Updated on Jul 19, 2022 06:56 PM IST

On May 22, the space telescope's primary mirror was hit by six micrometeorites. Of these, the sixth strike did a considerable damage. Initially the damage was not considered too big, but now a new paper published by a group of scientists have said it could be more serious that expected earlier.

Images of the universe captured by Nasa's James Webb Space Telescope have stunned the world. (AP/PTI)
Images of the universe captured by Nasa's James Webb Space Telescope have stunned the world. (AP/PTI)
Written by Sharangee Dutta | Edited by Chandrashekar Srinivasan, New Delhi

Even as the first images captured by Nasa's space telescope James Webb - the world's largest and most powerful of its kind - have amazed the world, scientists say the device suffered permanent damage due to a series of asteroid attacks in May.

According to a new published paper, a group of scientists said that after outlining the performance of the James Webb during its commissioning phase, the telescope reported problems that “cannot be corrected”. They added that the telescope also suffered a “small effect throughout, which is not yet measurable”.

“At present, the largest source of uncertainty is long term effects of micrometeoroid impacts that slowly degrade the primary mirror,” the scientists said in the report.

On May 22, the James Webb Space Telescope's primary mirror was hit by six micrometeorites. Of these, the sixth strike did considerable damage. Initially it was not considered too big, but now the new paper by scientists suggests it could be more serious than thought.

The impact “exceeded prelaunch expectations of damage for a single micrometeoroid triggering further investigation and modeling,” the report further stated.

Also Read | Explained: How James Webb telescope images change understanding of the universe

Although the damage did not compromise the resolution of the primary mirror of the space telescope, engineers who designed the Webb are of the belief that the mirrors and sunshield will unavoidably slowly degrade from micrometeoroid impacts, the paper stated.

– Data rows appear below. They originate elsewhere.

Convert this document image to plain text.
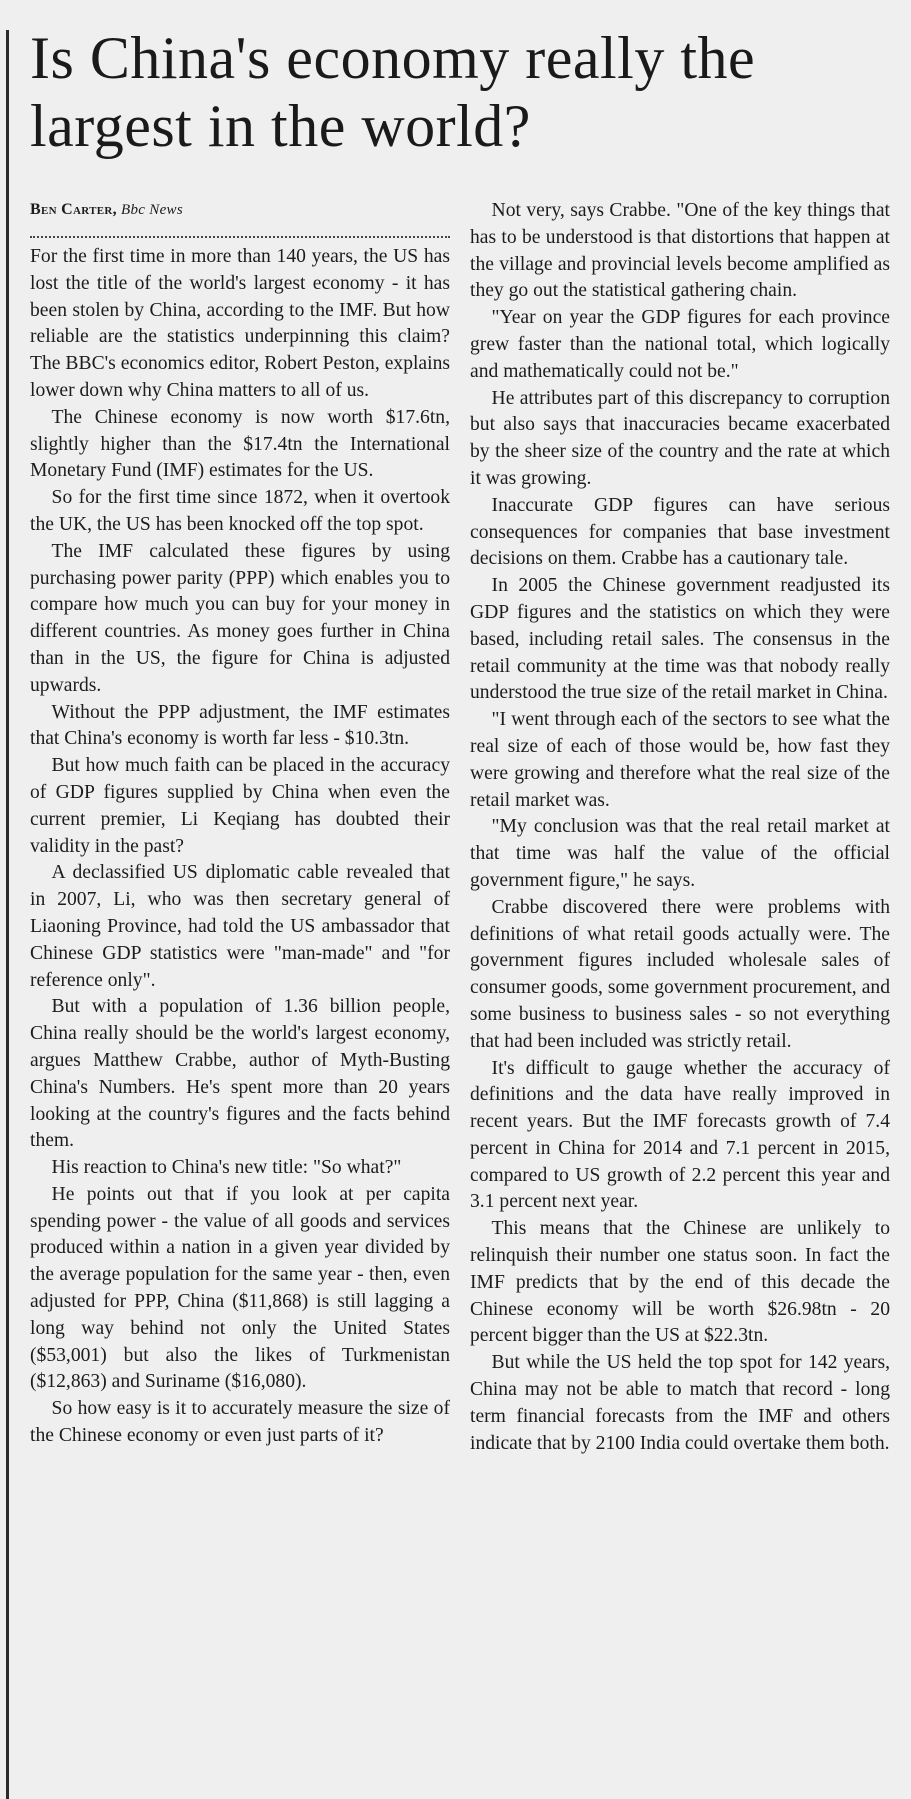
Is China's economy really the largest in the world?

Ben Carter, Bbc News

For the first time in more than 140 years, the US has lost the title of the world's largest economy - it has been stolen by China, according to the IMF. But how reliable are the statistics underpinning this claim? The BBC's economics editor, Robert Peston, explains lower down why China matters to all of us.

The Chinese economy is now worth $17.6tn, slightly higher than the $17.4tn the International Monetary Fund (IMF) estimates for the US.

So for the first time since 1872, when it overtook the UK, the US has been knocked off the top spot.

The IMF calculated these figures by using purchasing power parity (PPP) which enables you to compare how much you can buy for your money in different countries. As money goes further in China than in the US, the figure for China is adjusted upwards.

Without the PPP adjustment, the IMF estimates that China's economy is worth far less - $10.3tn.

But how much faith can be placed in the accuracy of GDP figures supplied by China when even the current premier, Li Keqiang has doubted their validity in the past?

A declassified US diplomatic cable revealed that in 2007, Li, who was then secretary general of Liaoning Province, had told the US ambassador that Chinese GDP statistics were "man-made" and "for reference only".

But with a population of 1.36 billion people, China really should be the world's largest economy, argues Matthew Crabbe, author of Myth-Busting China's Numbers. He's spent more than 20 years looking at the country's figures and the facts behind them.

His reaction to China's new title: "So what?"

He points out that if you look at per capita spending power - the value of all goods and services produced within a nation in a given year divided by the average population for the same year - then, even adjusted for PPP, China ($11,868) is still lagging a long way behind not only the United States ($53,001) but also the likes of Turkmenistan ($12,863) and Suriname ($16,080).

So how easy is it to accurately measure the size of the Chinese economy or even just parts of it?

Not very, says Crabbe. "One of the key things that has to be understood is that distortions that happen at the village and provincial levels become amplified as they go out the statistical gathering chain.

"Year on year the GDP figures for each province grew faster than the national total, which logically and mathematically could not be."

He attributes part of this discrepancy to corruption but also says that inaccuracies became exacerbated by the sheer size of the country and the rate at which it was growing.

Inaccurate GDP figures can have serious consequences for companies that base investment decisions on them. Crabbe has a cautionary tale.

In 2005 the Chinese government readjusted its GDP figures and the statistics on which they were based, including retail sales. The consensus in the retail community at the time was that nobody really understood the true size of the retail market in China.

"I went through each of the sectors to see what the real size of each of those would be, how fast they were growing and therefore what the real size of the retail market was.

"My conclusion was that the real retail market at that time was half the value of the official government figure," he says.

Crabbe discovered there were problems with definitions of what retail goods actually were. The government figures included wholesale sales of consumer goods, some government procurement, and some business to business sales - so not everything that had been included was strictly retail.

It's difficult to gauge whether the accuracy of definitions and the data have really improved in recent years. But the IMF forecasts growth of 7.4 percent in China for 2014 and 7.1 percent in 2015, compared to US growth of 2.2 percent this year and 3.1 percent next year.

This means that the Chinese are unlikely to relinquish their number one status soon. In fact the IMF predicts that by the end of this decade the Chinese economy will be worth $26.98tn - 20 percent bigger than the US at $22.3tn.

But while the US held the top spot for 142 years, China may not be able to match that record - long term financial forecasts from the IMF and others indicate that by 2100 India could overtake them both.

A possible fix could be to minimise time spent looking in the direction of orbital motion that statistically has higher micrometeoroid rates and energies, the paper further stated.

In June, following the asteroid attack, Nasa put out a statement that said the Webb's mirror was “engineered to withstand bombardment from the micrometeoroid environment at its orbit around Sun-Earth L2 of dust-sized particles flying at extreme velocities”.

“While the telescope was being built, engineers used a mixture of simulations and actual test impacts on mirror samples to get a clearer idea of how to fortify the observatory for operation in orbit. This most recent impact was larger than was modeled, and beyond what the team could have tested on the ground,” Nasa said.

The James Webb Space Telescope was built by Nasa in collaboration with the European Space Agency (ESA) and the Canadian Space Agency (CSA) at a cost of $10 billion.

Comprising one of the largest mirrors on a space telescope, Webb was launched on December 25, 2021, and since February has been orbiting the L2 point - nearly a million miles, or 1.6 million kilometres, from Earth.